I made some notes as I read the winner. Is Tom Everitt on here? Should I send these somewhere?
2.2: The description of ξ is a bit odd—it seems like w_ν is your actual prior over models.
2.4: I’m not totally sold on some parts where it seems like you equate agents and policies. I think the thing we want to compare is not the difference in utility given the same policy, but the difference in true utility between policies that are chosen.
If the human and the AI have the same utility-maximizing policy, they can have nonzero “misalignment” if they have different standard deviations in utility. Meanwhile, even if there is zero misalignment on policy π, that might not be the utility-maximizing policy for the AI.
Should footnote 1 read CA rather than MA?
3.5: It seems like an agent is incentivized to create the extra observation systems, and then encode the important facts about the world within delusional high-reward states of the original observation channel, even assuming it still has to use the original observation and action channels. But it might not even require that facade—a corruption-aware system might notice that a policy that involves changing its hardware and how it uses it will get it larger rewards even according to the original utility function over percepts—beneficial corruption, if you will.
5.5: Decoupled data is nice, but I’m concerned that it’s not fully addressing the issue it gets brought up to address, which is fundamentally the issue of induction—how to predict reward for novel situations. An agent can learn as much as it wants about human preferences over normal states of the world, you can even tell it “stories” about unseen states, but it can still be misaligned on novel states never mentioned by humans. The issue is not just about the data the agent sees, but about how it interprets it.
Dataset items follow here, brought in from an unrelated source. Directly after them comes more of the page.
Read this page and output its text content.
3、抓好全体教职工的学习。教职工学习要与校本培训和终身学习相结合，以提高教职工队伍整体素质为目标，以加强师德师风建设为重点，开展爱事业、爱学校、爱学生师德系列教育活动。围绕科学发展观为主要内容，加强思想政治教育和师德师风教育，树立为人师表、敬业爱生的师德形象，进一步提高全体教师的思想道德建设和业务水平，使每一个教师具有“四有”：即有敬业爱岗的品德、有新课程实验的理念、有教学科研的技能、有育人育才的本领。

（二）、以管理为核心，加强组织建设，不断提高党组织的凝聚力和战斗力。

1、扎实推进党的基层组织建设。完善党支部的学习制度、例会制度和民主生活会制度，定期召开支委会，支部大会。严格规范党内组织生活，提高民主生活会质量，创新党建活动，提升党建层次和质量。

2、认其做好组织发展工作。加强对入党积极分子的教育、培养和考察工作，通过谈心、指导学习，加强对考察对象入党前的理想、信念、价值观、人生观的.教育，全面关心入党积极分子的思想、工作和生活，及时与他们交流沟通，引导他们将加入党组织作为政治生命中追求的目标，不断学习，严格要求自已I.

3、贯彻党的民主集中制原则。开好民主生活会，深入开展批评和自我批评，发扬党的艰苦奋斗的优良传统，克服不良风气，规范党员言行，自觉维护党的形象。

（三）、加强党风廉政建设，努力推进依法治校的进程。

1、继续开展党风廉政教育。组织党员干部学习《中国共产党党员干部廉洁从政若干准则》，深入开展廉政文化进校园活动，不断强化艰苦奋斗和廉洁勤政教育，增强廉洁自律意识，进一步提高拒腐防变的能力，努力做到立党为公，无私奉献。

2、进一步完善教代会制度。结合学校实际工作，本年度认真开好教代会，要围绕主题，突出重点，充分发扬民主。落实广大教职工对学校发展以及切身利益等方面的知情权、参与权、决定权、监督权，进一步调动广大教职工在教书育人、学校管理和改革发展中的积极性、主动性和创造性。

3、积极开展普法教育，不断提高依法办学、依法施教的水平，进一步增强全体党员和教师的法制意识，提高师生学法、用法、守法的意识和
5.5.3: For the counterfactual “default” policy, there are still some unsolved problems with matching human intuition. The classic example is an agent whose default policy is no output—and so it thinks that the default state of the world is the programmers acting confused and trying to fix the agent, because that’s what happens with the default policy.
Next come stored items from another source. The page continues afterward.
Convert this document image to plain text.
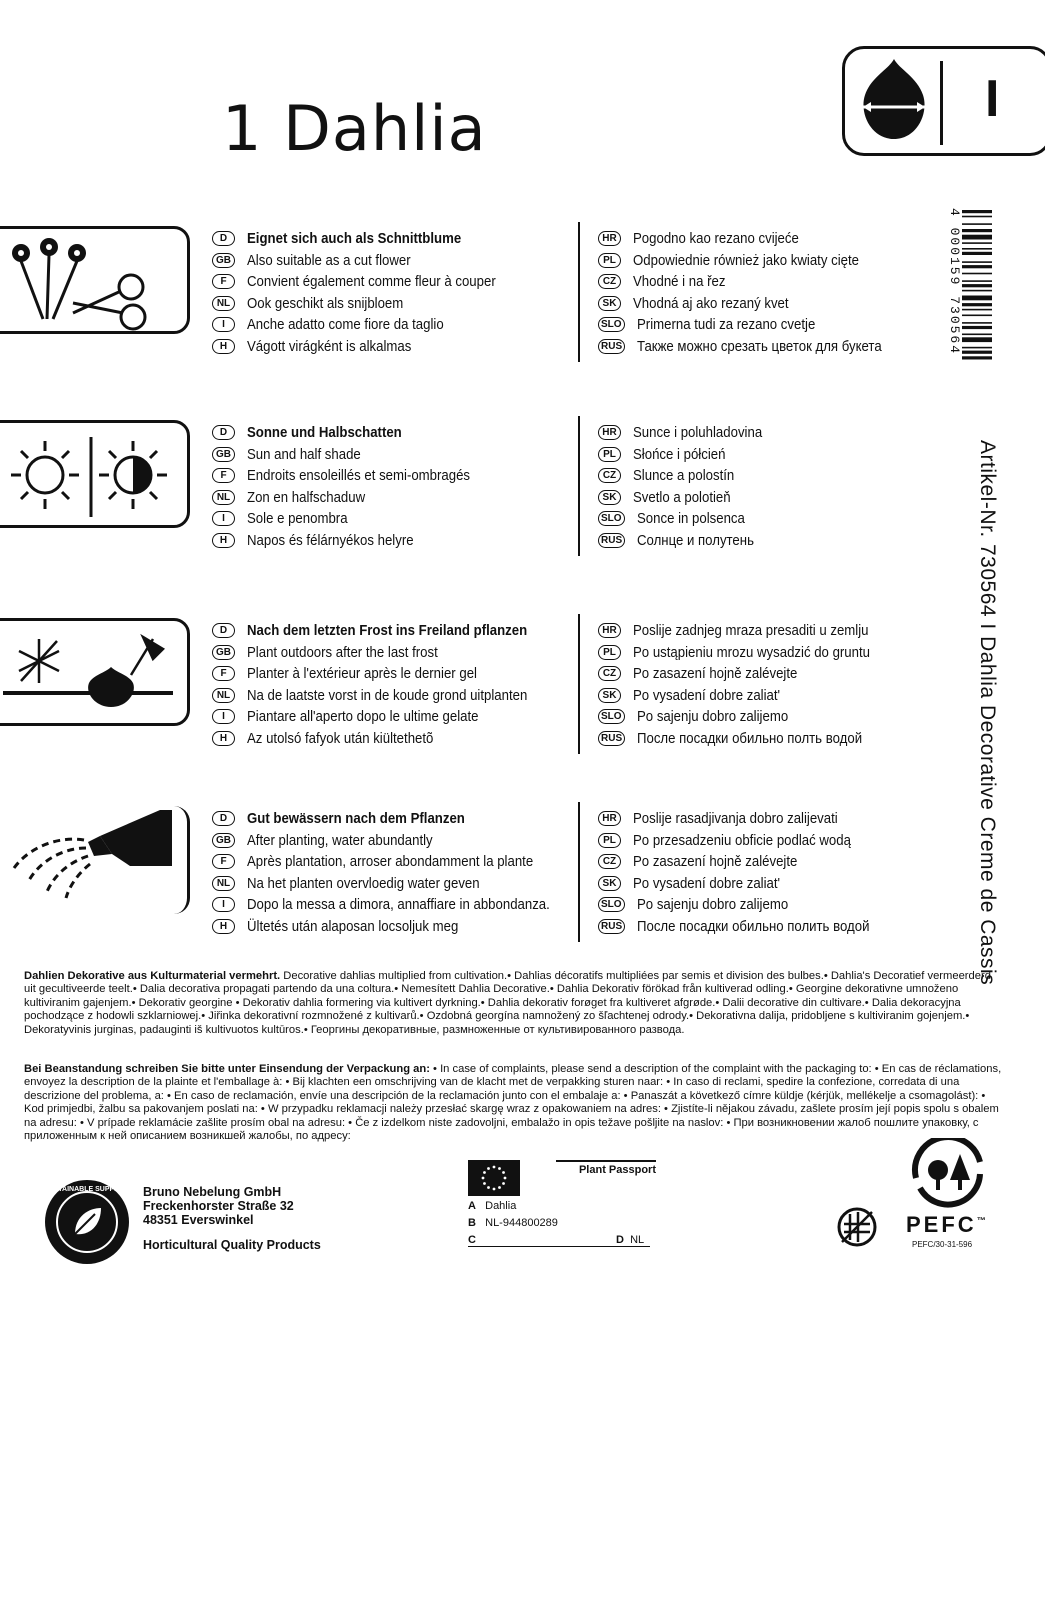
1 Dahlia	I
D	Eignet sich auch als Schnittblume
GB Also suitable as a cut flower
F	Convient également comme fleur à couper
NL	Ook geschikt als snijbloem
I	Anche adatto come fiore da taglio
H	Vágott virágként is alkalmas
HR Pogodno kao rezano cvijeće
PL	Odpowiednie również jako kwiaty cięte
CZ	Vhodné i na řez
SK	Vhodná aj ako rezaný kvet
SLO Primerna tudi za rezano cvetje
RUS Также можно срезать цветок для букета
D	Sonne und Halbschatten
GB Sun and half shade
F	Endroits ensoleillés et semi-ombragés
NL	Zon en halfschaduw
I	Sole e penombra
H	Napos és félárnyékos helyre
HR Sunce i poluhladovina
PL	Słońce i półcień
CZ	Slunce a polostín
SK	Svetlo a polotieň
SLO Sonce in polsenca
RUS Солнце и полутень
D	Nach dem letzten Frost ins Freiland pflanzen
GB Plant outdoors after the last frost
F	Planter à l'extérieur après le dernier gel
NL	Na de laatste vorst in de koude grond uitplanten
I	Piantare all'aperto dopo le ultime gelate
H	Az utolsó fafyok után kiültethetõ
HR Poslije zadnjeg mraza presaditi u zemlju
PL	Po ustąpieniu mrozu wysadzić do gruntu
CZ	Po zasazení hojně zalévejte
SK	Po vysadení dobre zaliat'
SLO Po sajenju dobro zalijemo
RUS После посадки обильно полть водой
D	Gut bewässern nach dem Pflanzen
GB After planting, water abundantly
F	Après plantation, arroser abondamment la plante
NL	Na het planten overvloedig water geven
I	Dopo la messa a dimora, annaffiare in abbondanza.
H	Ültetés után alaposan locsoljuk meg
HR Poslije rasadjivanja dobro zalijevati
PL	Po przesadzeniu obficie podlać wodą
CZ	Po zasazení hojně zalévejte
SK	Po vysadení dobre zaliat'
SLO Po sajenju dobro zalijemo
RUS После посадки обильно полить водой
4 000159 730564
Artikel-Nr. 730564 I Dahlia Decorative Creme de Cassis
Dahlien Dekorative aus Kulturmaterial vermehrt. Decorative dahlias multiplied from cultivation.• Dahlias décoratifs multipliées par semis et division des bulbes.• Dahlia's Decoratief vermeerderd uit gecultiveerde teelt.• Dalia decorativa propagati partendo da una coltura.• Nemesített Dahlia Decorative.• Dahlia Dekorativ förökad från kultiverad odling.• Georgine dekorativne umnoženo kultiviranim gajenjem.• Dekorativ georgine • Dekorativ dahlia formering via kultivert dyrkning.• Dahlia dekorativ forøget fra kultiveret afgrøde.• Dalii decorative din cultivare.• Dalia dekoracyjna pochodzące z hodowli szklarniowej.• Jiřinka dekorativní rozmnožené z kultivarů.• Ozdobná georgína namnožený zo šľachtenej odrody.• Dekorativna dalija, pridobljene s kultiviranim gojenjem.• Dekoratyvinis jurginas, padauginti iš kultivuotos kultūros.• Георгины декоративные, размноженные от культивированного развода.
Bei Beanstandung schreiben Sie bitte unter Einsendung der Verpackung an: • In case of complaints, please send a description of the complaint with the packaging to: • En cas de réclamations, envoyez la description de la plainte et l'emballage à: • Bij klachten een omschrijving van de klacht met de verpakking sturen naar: • In caso di reclami, spedire la confezione, corredata di una descrizione del problema, a: • En caso de reclamación, envíe una descripción de la reclamación junto con el embalaje a: • Panaszát a következő címre küldje (kérjük, mellékelje a csomagolást): • Kod primjedbi, žalbu sa pakovanjem poslati na: • W przypadku reklamacji należy przesłać skargę wraz z opakowaniem na adres: • Zjistíte-li nějakou závadu, zašlete prosím její popis spolu s obalem na adresu: • V prípade reklamácie zašlite prosím obal na adresu: • Če z izdelkom niste zadovoljni, embalažo in opis težave pošljite na naslov: • При возникновении жалоб пошлите упаковку, с приложенным к ней описанием возникшей жалобы, по адресу:
SUSTAINABLE SUPPLIER Bruno Nebelung GmbH
Freckenhorster Straße 32
48351 Everswinkel
Horticultural Quality Products
Plant Passport
A Dahlia
B NL-944800289
C	D NL
PEFC™
PEFC/30-31-596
5.6: (thinking about fig. 5.2) I’m hesitant to call any of these paths aligned, and I think it has to do with the difference between good agent design and successful learning of human values. This is a bit related to the inductive problem that I don’t think decoupled data fully addresses—it’s possible for one to code up something that tries to learn from humans, and successfully learns and faithfully maximizes some value function, but that value function is not the human value function. But this problem is quite ill-understood—most current work on it focuses on “corrigibility” in the intuitive sense of being willing to defer to humans even after you think you’ve learned human preferences.
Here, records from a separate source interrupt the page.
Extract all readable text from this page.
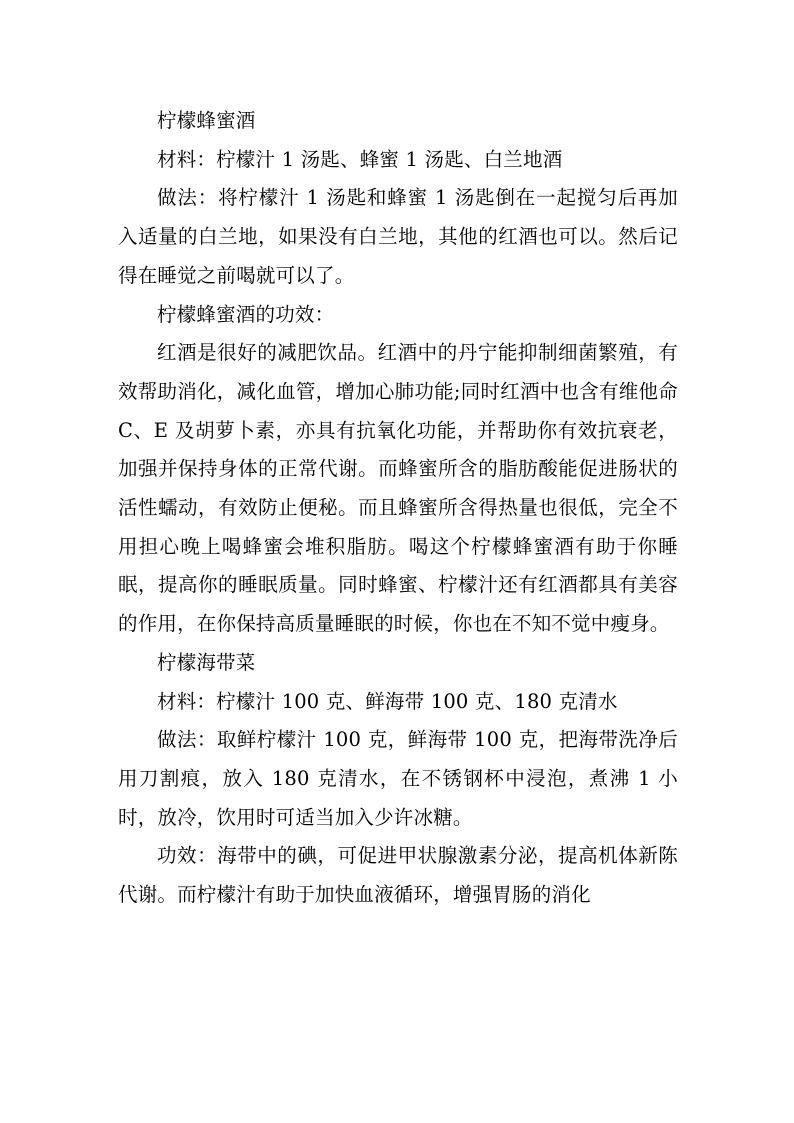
柠檬蜂蜜酒

材料：柠檬汁 1 汤匙、蜂蜜 1 汤匙、白兰地酒

做法：将柠檬汁 1 汤匙和蜂蜜 1 汤匙倒在一起搅匀后再加入适量的白兰地，如果没有白兰地，其他的红酒也可以。然后记得在睡觉之前喝就可以了。

柠檬蜂蜜酒的功效：

红酒是很好的减肥饮品。红酒中的丹宁能抑制细菌繁殖，有效帮助消化，减化血管，增加心肺功能;同时红酒中也含有维他命 C、E 及胡萝卜素，亦具有抗氧化功能，并帮助你有效抗衰老，加强并保持身体的正常代谢。而蜂蜜所含的脂肪酸能促进肠状的活性蠕动，有效防止便秘。而且蜂蜜所含得热量也很低，完全不用担心晚上喝蜂蜜会堆积脂肪。喝这个柠檬蜂蜜酒有助于你睡眠，提高你的睡眠质量。同时蜂蜜、柠檬汁还有红酒都具有美容的作用，在你保持高质量睡眠的时候，你也在不知不觉中瘦身。

柠檬海带菜

材料：柠檬汁 100 克、鲜海带 100 克、180 克清水

做法：取鲜柠檬汁 100 克，鲜海带 100 克，把海带洗净后用刀割痕，放入 180 克清水，在不锈钢杯中浸泡，煮沸 1 小时，放冷，饮用时可适当加入少许冰糖。

功效：海带中的碘，可促进甲状腺激素分泌，提高机体新陈代谢。而柠檬汁有助于加快血液循环，增强胃肠的消化
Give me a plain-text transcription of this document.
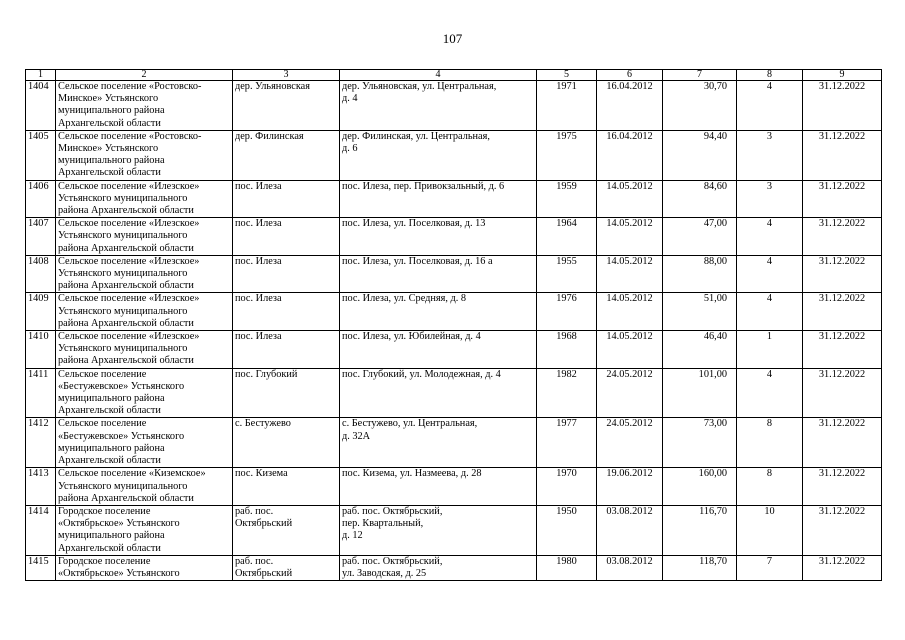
107
1	2	3	4	5	6	7	8	9
1404	Сельское поселение «Ростовско-
Минское» Устьянского
муниципального района
Архангельской области	дер. Ульяновская	дер. Ульяновская, ул. Центральная,
д. 4	1971	16.04.2012	30,70	4	31.12.2022
1405	Сельское поселение «Ростовско-
Минское» Устьянского
муниципального района
Архангельской области	дер. Филинская	дер. Филинская, ул. Центральная,
д. 6	1975	16.04.2012	94,40	3	31.12.2022
1406	Сельское поселение «Илезское»
Устьянского муниципального
района Архангельской области	пос. Илеза	пос. Илеза, пер. Привокзальный, д. 6	1959	14.05.2012	84,60	3	31.12.2022
1407	Сельское поселение «Илезское»
Устьянского муниципального
района Архангельской области	пос. Илеза	пос. Илеза, ул. Поселковая, д. 13	1964	14.05.2012	47,00	4	31.12.2022
1408	Сельское поселение «Илезское»
Устьянского муниципального
района Архангельской области	пос. Илеза	пос. Илеза, ул. Поселковая, д. 16 а	1955	14.05.2012	88,00	4	31.12.2022
1409	Сельское поселение «Илезское»
Устьянского муниципального
района Архангельской области	пос. Илеза	пос. Илеза, ул. Средняя, д. 8	1976	14.05.2012	51,00	4	31.12.2022
1410	Сельское поселение «Илезское»
Устьянского муниципального
района Архангельской области	пос. Илеза	пос. Илеза, ул. Юбилейная, д. 4	1968	14.05.2012	46,40	1	31.12.2022
1411	Сельское поселение
«Бестужевское» Устьянского
муниципального района
Архангельской области	пос. Глубокий	пос. Глубокий, ул. Молодежная, д. 4	1982	24.05.2012	101,00	4	31.12.2022
1412	Сельское поселение
«Бестужевское» Устьянского
муниципального района
Архангельской области	с. Бестужево	с. Бестужево, ул. Центральная,
д. 32А	1977	24.05.2012	73,00	8	31.12.2022
1413	Сельское поселение «Киземское»
Устьянского муниципального
района Архангельской области	пос. Кизема	пос. Кизема, ул. Назмеева, д. 28	1970	19.06.2012	160,00	8	31.12.2022
1414	Городское поселение
«Октябрьское» Устьянского
муниципального района
Архангельской области	раб. пос.
Октябрьский	раб. пос. Октябрьский,
пер. Квартальный,
д. 12	1950	03.08.2012	116,70	10	31.12.2022
1415	Городское поселение
«Октябрьское» Устьянского	раб. пос.
Октябрьский	раб. пос. Октябрьский,
ул. Заводская, д. 25	1980	03.08.2012	118,70	7	31.12.2022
I made some notes as I read the winner. Is Tom Everitt on here? Should I send these somewhere?
2.2: The description of ξ is a bit odd—it seems like w_ν is your actual prior over models.
2.4: I’m not totally sold on some parts where it seems like you equate agents and policies. I think the thing we want to compare is not the difference in utility given the same policy, but the difference in true utility between policies that are chosen.
If the human and the AI have the same utility-maximizing policy, they can have nonzero “misalignment” if they have different standard deviations in utility. Meanwhile, even if there is zero misalignment on policy π, that might not be the utility-maximizing policy for the AI.
Should footnote 1 read CA rather than MA?
3.5: It seems like an agent is incentivized to create the extra observation systems, and then encode the important facts about the world within delusional high-reward states of the original observation channel, even assuming it still has to use the original observation and action channels. But it might not even require that facade—a corruption-aware system might notice that a policy that involves changing its hardware and how it uses it will get it larger rewards even according to the original utility function over percepts—beneficial corruption, if you will.
5.5: Decoupled data is nice, but I’m concerned that it’s not fully addressing the issue it gets brought up to address, which is fundamentally the issue of induction—how to predict reward for novel situations. An agent can learn as much as it wants about human preferences over normal states of the world, you can even tell it “stories” about unseen states, but it can still be misaligned on novel states never mentioned by humans. The issue is not just about the data the agent sees, but about how it interprets it.
5.5.3: For the counterfactual “default” policy, there are still some unsolved problems with matching human intuition. The classic example is an agent whose default policy is no output—and so it thinks that the default state of the world is the programmers acting confused and trying to fix the agent, because that’s what happens with the default policy.
5.6: (thinking about fig. 5.2) I’m hesitant to call any of these paths aligned, and I think it has to do with the difference between good agent design and successful learning of human values. This is a bit related to the inductive problem that I don’t think decoupled data fully addresses—it’s possible for one to code up something that tries to learn from humans, and successfully learns and faithfully maximizes some value function, but that value function is not the human value function. But this problem is quite ill-understood—most current work on it focuses on “corrigibility” in the intuitive sense of being willing to defer to humans even after you think you’ve learned human preferences.
Thanks for your comments, much appreciated! I’m currently in the middle of moving continents, will update the draft within a few weeks.